Affaire du journaliste Rabah Karèche : des avocats dénoncent « l’influence du chef de l’Etat sur le dossier »
La chambre d’accusation près le tribunal de Tamanrasset devra examiner, mardi prochain, l’intriguant appel du procureur de la République contre l’arrêt de renvoi du juge d’instruction qui a envoyé le dossier de Rabah Karèche au jugement.
En détention depuis 69 jours, le journaliste risque de voir sa détention prolongée pour demande étonnante du parquet qui réclame un complément d’enquête, après près de trois mois d’instruction d’un dossier en lien avec l’exercice journalistique.
Cette demande intrigue, en tout cas, les avocats Zoubida Assoul et Saïd Zahi qui dénoncent, lors d’une conférence de presse animée, aujourd’hui à Alger, la violation de la constitution et l’influence du dossier par le chef de l’Etat qui avait traité le journaliste de « pyromane ».
« Les lois du pays, notamment la Constitution, interdisent, dans son article 54, l’emprisonnement des journalistes pour des délits de presse. Le même article consacre aussi la liberté de la presse. Mais, malheureusement, en Algérie, il y a un énorme fossé entre ce que dit la loi et les pratiques sur le terrain », lance Me Zoubida Assoul.
Soulignant que la liberté de la presse est une question fondamentale qu’il ne faut en aucun cas bafouer, l’avocate dénonce, au passage, « un subterfuge adopté pour requalifier l’affaire de Rabah Karèche pour ne pas appliquer les dispositions de la Constitution qui ne permet pas son emprisonnement».
«Le journaliste est poursuivi sur la base de l’article 79 du code pénal et des articles 95 et 95 bis de la loi contre le discours de haine. Or ces articles n’ont rien à voir avec cette affaire. Rabah Karèche n’a pas inventé l’information contenue dans son article. Il n’y a donc pas de diffusion de fausses informations », précise-t-elle.
Selon elle, « sans l’intervention du président de la République dans cette affaire, elle aurait pris une autre tournure ».
« Aujourd’hui, le procureur près le tribunal de Tamanrasset a fait appel de l’arrêt de renvoi du juge d’instruction au prétexte qu’il faut mener un complément d’enquête.
Enquêter sur quoi ?», interroge-t-elle.
De son côté, Me Saïd Zahi abonde dans le même sens, en rappelant aussi le cas du journaliste Khaled Drareni condamné à deux ans de prison « suite à l’intervention du chef de l’Etat et du ministre de la communication, Amar Belhimer qui ont influé, même indirectement, sur le dossier en raison de leurs déclarations ».
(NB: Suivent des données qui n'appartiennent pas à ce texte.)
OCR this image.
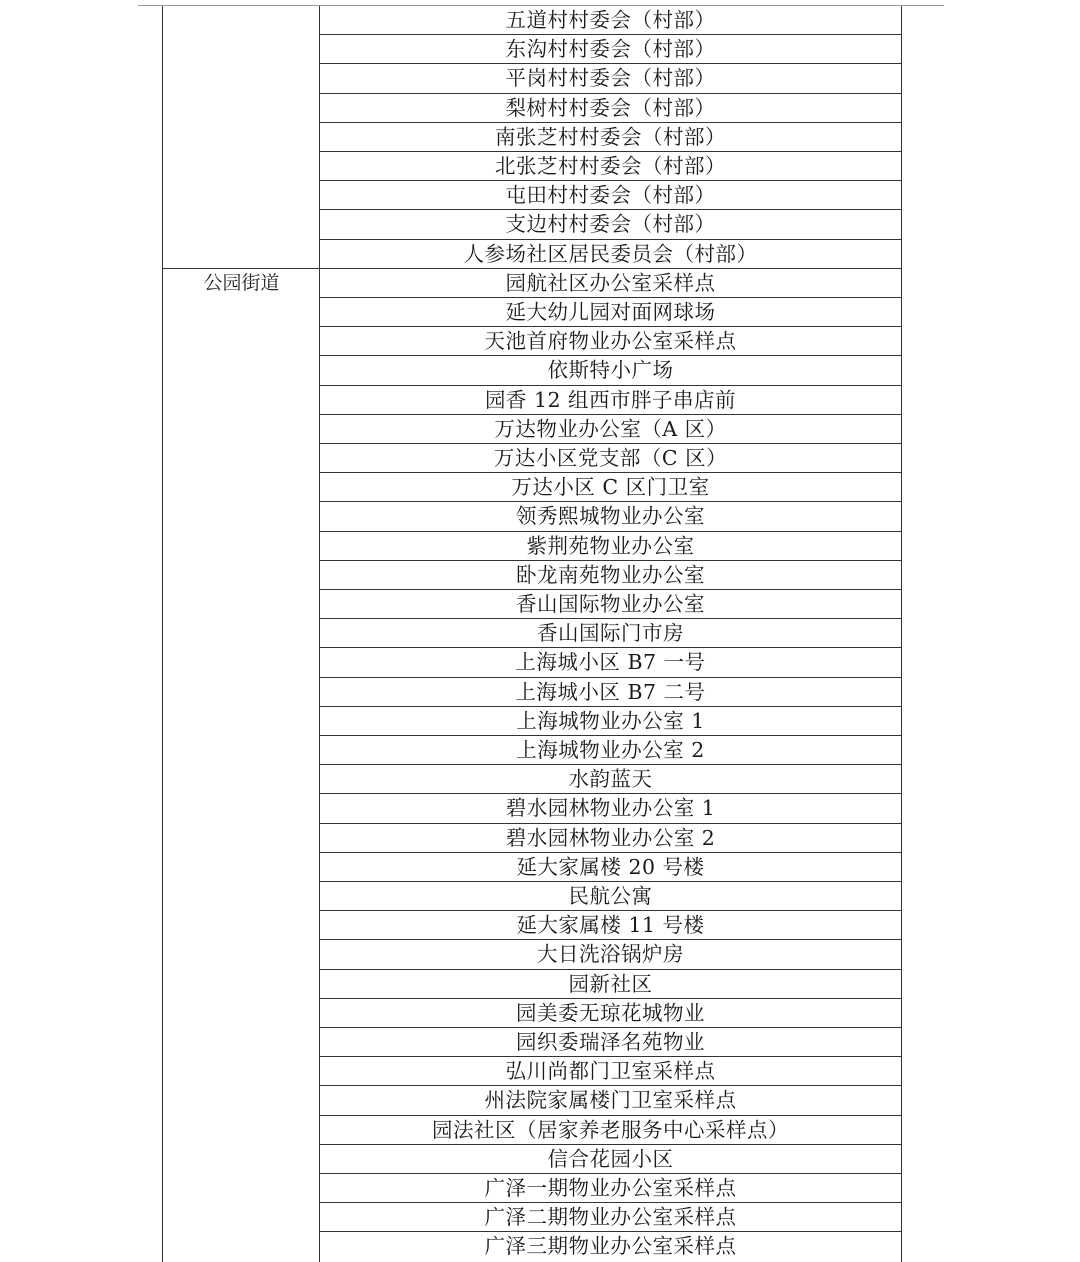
五道村村委会（村部）
东沟村村委会（村部）
平岗村村委会（村部）
梨树村村委会（村部）
南张芝村村委会（村部）
北张芝村村委会（村部）
屯田村村委会（村部）
支边村村委会（村部）
人参场社区居民委员会（村部）
公园街道	园航社区办公室采样点
延大幼儿园对面网球场
天池首府物业办公室采样点
依斯特小广场
园香 12 组西市胖子串店前
万达物业办公室（A 区）
万达小区党支部（C 区）
万达小区 C 区门卫室
领秀熙城物业办公室
紫荆苑物业办公室
卧龙南苑物业办公室
香山国际物业办公室
香山国际门市房
上海城小区 B7 一号
上海城小区 B7 二号
上海城物业办公室 1
上海城物业办公室 2
水韵蓝天
碧水园林物业办公室 1
碧水园林物业办公室 2
延大家属楼 20 号楼
民航公寓
延大家属楼 11 号楼
大日洗浴锅炉房
园新社区
园美委无琼花城物业
园织委瑞泽名苑物业
弘川尚都门卫室采样点
州法院家属楼门卫室采样点
园法社区（居家养老服务中心采样点）
信合花园小区
广泽一期物业办公室采样点
广泽二期物业办公室采样点
广泽三期物业办公室采样点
L’avocat affirme que Rabah Karèche « devrait être couronné au lieu de l’envoyer en prison ».
« Il est en prison parce qu’il a assumé, avec beaucoup de professionnalisme, sa mission d’informer. Il a attiré l’attention sur un sérieux problème engendré par le nouveau découpage administratif. C’est une réalité. Où est donc l’atteinte à l’unité nationale et le discours de haine ? C’est insensé !», déclare-t-il.
Et d’ajouter : Ce qu’a rapporté Rabah Karèche n’est qu’une partie infime de ce problème. C’est le pouvoir qui doit se remettre en cause, car il a promulgué des lois en urgence, sans les murir ».
Ce faisant, les deux avocats dénoncent une campagne acharnée contre les libertés, « comme le confirment les dernières poursuites enclenchées contre même de brillants universitaires ».
Intervenant par la même occasion, Fethi Ghares, coordinateur du MDS, dénonce « le système qui ne veut pas d’un journaliste comme Rabah Karèche ».
Pour rappel, l’appel du procureur de la République près le tribunal de Tamanrasset sera examiné, demain 29 juin. En cas de rejet, le tribunal devra programmer le procès du journaliste dans un délai d’un mois.